New Line is gearing up for another trip with Death.


The company is restarting its Final Destination horror franchise, hiring scary movie mavens Patrick Melton and Marcus Dunstan to pen the script.


Final Destination proved to be a cornerstone for New Line’s horror business in the early 2000s. The first movie, released in 2000, set up the concept: a character has a premonition of a horrific and deadly event, cheats his or her own death and saves several other lives in the process, only to have Death, as a personified but unstoppable force, come for the survivors one by one.

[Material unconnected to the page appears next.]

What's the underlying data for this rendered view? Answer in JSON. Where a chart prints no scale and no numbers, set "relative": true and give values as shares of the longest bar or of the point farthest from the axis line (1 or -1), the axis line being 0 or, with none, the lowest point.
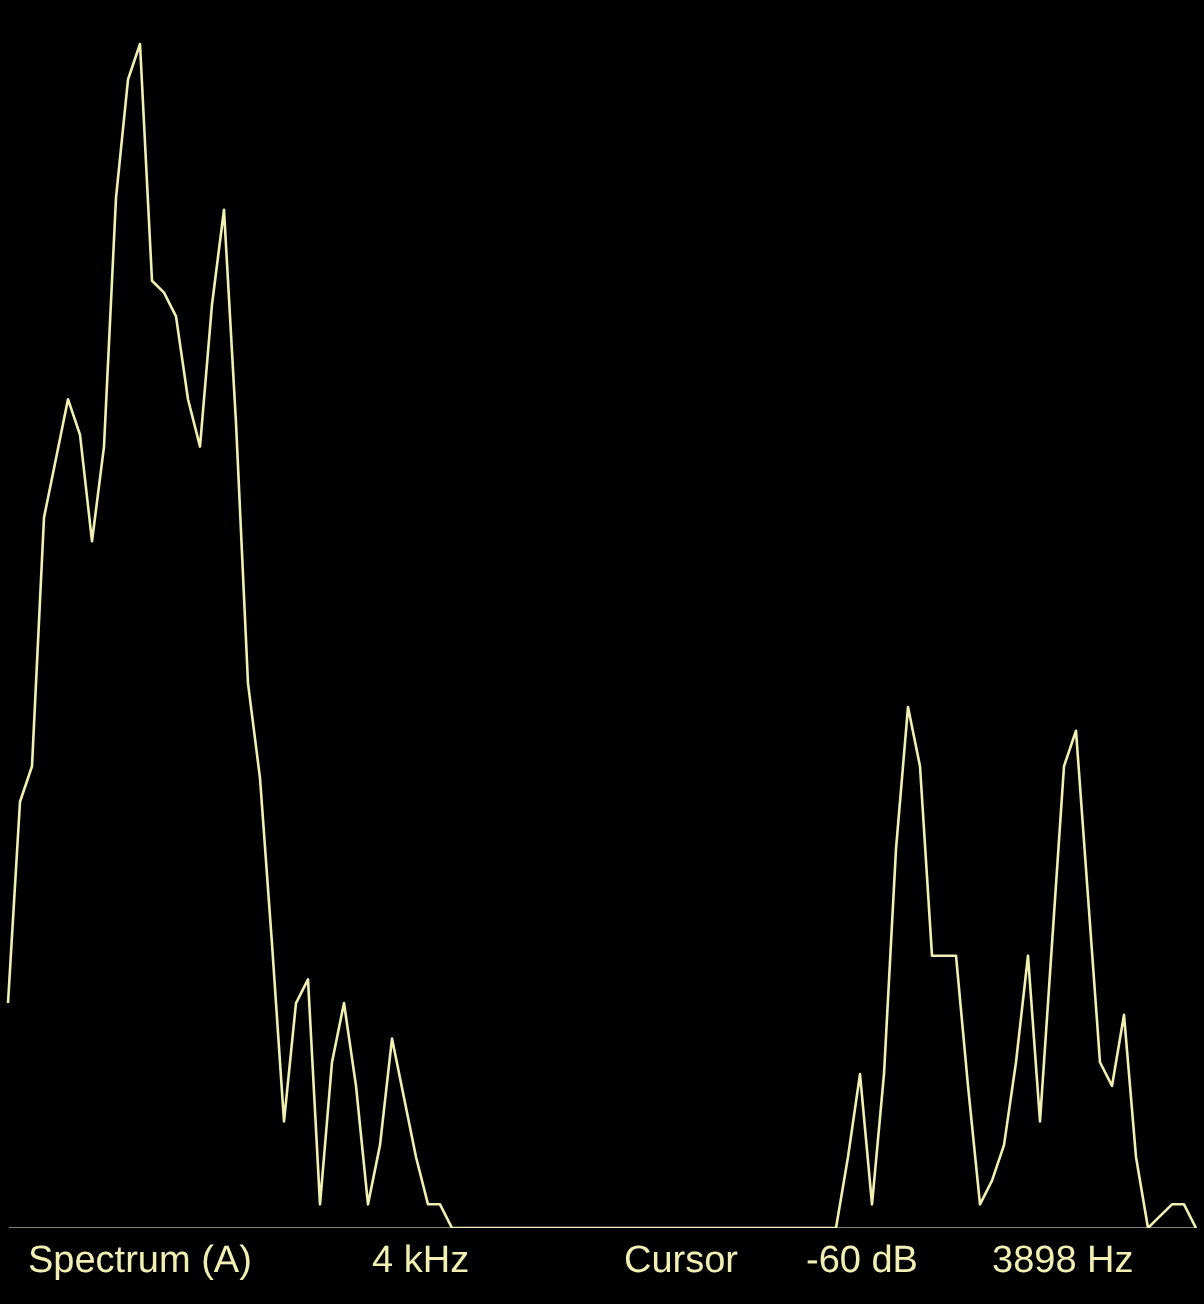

The first movie was directed by James Wong and starred Devon Sawa and Ali Larter, making $112 million worldwide on only a $23 million budget. Four more installments followed through 2011, with the franchise balancing shock, blood and giggles while being a consistent moneymaker for New Line — grossing almost $700 million, even as the deaths became more and more elaborate.


Plot details for the sixth installment, which is being billed as a re-imagining of the franchise, were not revealed.


New Line is one of the few major companies working with horror, which is consistent with its long history, dating back to the Nightmare on Elm Street years in the 1980s. Now, it's serving up chills via The Conjuring Universe, with a new Annabelle project being released July 3, and will open the second part of its Stephen King adaptation, It: Chapter Two, Sept. 6.


Melton and Dunstan are horror vets best known for penning four of the Saw movies. They were winners on season three of Project Greenlight and also wrote Piranha 3DD. They penned the upcoming Scary Stories to Tell in the Dark for CBS Films and are working with horror producers Platinum Dunes on an untitled Christmas horror project set up at Sony and on The Reckoning at Paramount.